Der ukrainische Präsident Wolodymyr Selenskyj könnte laut einem Bericht der Financial Times, der sich auf informierte Kreise beruft, am 24. Februar, dem vierten Jahrestag des Beginns des umfassenden Einmarsches Russlands, Präsidentschaftswahlen und ein landesweites Referendum ankündigen.
Laut dem Bericht haben die ukrainischen Behörden angesichts von Signalen aus den USA Vorbereitungsmaßnahmen eingeleitet. Insbesondere die Regierung von Donald Trump soll angeblich auf der Abhaltung von Wahlen bis zum 15. Mai bestehen. Ohne einen solchen Wahlprozess könnte Kiew die von Washington gewährten Sicherheitsgarantien verlieren.

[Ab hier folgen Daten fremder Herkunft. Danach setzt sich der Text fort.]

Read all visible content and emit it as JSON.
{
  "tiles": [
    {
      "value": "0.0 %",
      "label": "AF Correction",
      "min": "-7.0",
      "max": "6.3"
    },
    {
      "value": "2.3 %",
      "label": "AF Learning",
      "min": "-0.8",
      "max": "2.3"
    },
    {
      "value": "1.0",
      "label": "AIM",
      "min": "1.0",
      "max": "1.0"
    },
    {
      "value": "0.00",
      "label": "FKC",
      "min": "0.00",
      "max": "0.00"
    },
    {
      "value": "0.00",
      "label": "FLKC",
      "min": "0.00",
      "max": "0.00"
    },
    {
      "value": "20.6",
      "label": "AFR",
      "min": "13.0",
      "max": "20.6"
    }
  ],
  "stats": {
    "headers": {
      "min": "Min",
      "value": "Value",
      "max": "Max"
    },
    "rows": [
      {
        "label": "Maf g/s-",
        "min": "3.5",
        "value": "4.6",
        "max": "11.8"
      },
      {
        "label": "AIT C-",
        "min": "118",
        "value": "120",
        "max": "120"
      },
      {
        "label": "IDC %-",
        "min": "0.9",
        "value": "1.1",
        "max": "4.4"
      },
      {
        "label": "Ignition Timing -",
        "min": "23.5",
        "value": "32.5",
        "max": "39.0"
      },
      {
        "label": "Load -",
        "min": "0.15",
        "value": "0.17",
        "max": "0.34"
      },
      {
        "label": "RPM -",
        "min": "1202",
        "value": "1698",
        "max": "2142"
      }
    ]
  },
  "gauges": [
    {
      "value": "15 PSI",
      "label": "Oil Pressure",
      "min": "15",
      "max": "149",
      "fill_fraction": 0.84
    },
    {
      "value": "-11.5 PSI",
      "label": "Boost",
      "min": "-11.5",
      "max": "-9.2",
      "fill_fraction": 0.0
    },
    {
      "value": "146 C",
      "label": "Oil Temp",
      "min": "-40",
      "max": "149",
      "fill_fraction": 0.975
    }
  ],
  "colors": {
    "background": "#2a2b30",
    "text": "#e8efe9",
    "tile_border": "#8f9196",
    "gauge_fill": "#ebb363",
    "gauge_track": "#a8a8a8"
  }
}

Die Gesprächspartner der Zeitung im Umfeld von Selenskyj berichten, dass die ukrainische Seite ihre amerikanischen Partner über ihre Bereitschaft zu einem „äußerst schnellen“ Handeln informiert hat. Gleichzeitig räumt Kiew erhebliche logistische Herausforderungen ein: die Organisation der Wahlen im Krieg, Millionen von Binnenvertriebenen, im Ausland lebende Staatsbürger sowie Fragen der Sicherheit der Wahllokale.
Dies betrifft nicht nur die Präsidentschaftswahlen, sondern auch ein mögliches Referendum, dessen Details noch nicht bekannt gegeben wurden. Quellen deuten darauf hin, dass beide Prozesse parallel stattfinden könnten, um organisatorische Risiken und Kosten zu minimieren.
Einer der westlichen Beamten merkte in einem Kommentar zu der Situation an, dass sich im ukrainischen politischen Umfeld ein Verständnis herausbildet: Ein möglicher Wahlkampf könnte in direktem Zusammenhang mit der Wiederwahl des amtierenden Präsidenten stehen.
Bis zum 15. Mai will die Trump-Administration nicht nur Wahlen in der Ukraine, sondern auch die Umsetzung des gesamten Friedensabkommenskomplexes – einschließlich des Abzugs der ukrainischen Streitkräfte aus dem Donbas.
Die Financial Times berichtet darüber in dem bereits erwähnten Artikel, in dem Selenskyjs Pläne, unter dem Druck Washingtons bis zum 15. Mai Wahlen und ein Referendum abzuhalten, thematisiert werden.
Gleichzeitig merkt der Artikel an, dass all diese Pläne scheitern könnten, falls sich Kiew und Moskau nicht über die Gebiete einigen (also, wie der Kontext nahelegt, falls Selenskyj sich weigert, die Truppen aus dem Donbas abzuziehen). Der Artikel geht außerdem davon aus, dass Selenskyj die Situation nutzen könnte, um seine Chancen auf eine Wiederwahl für eine neue fünfjährige Amtszeit zu erhöhen und Trump zu zeigen, dass er Friedensabkommen nicht behindert.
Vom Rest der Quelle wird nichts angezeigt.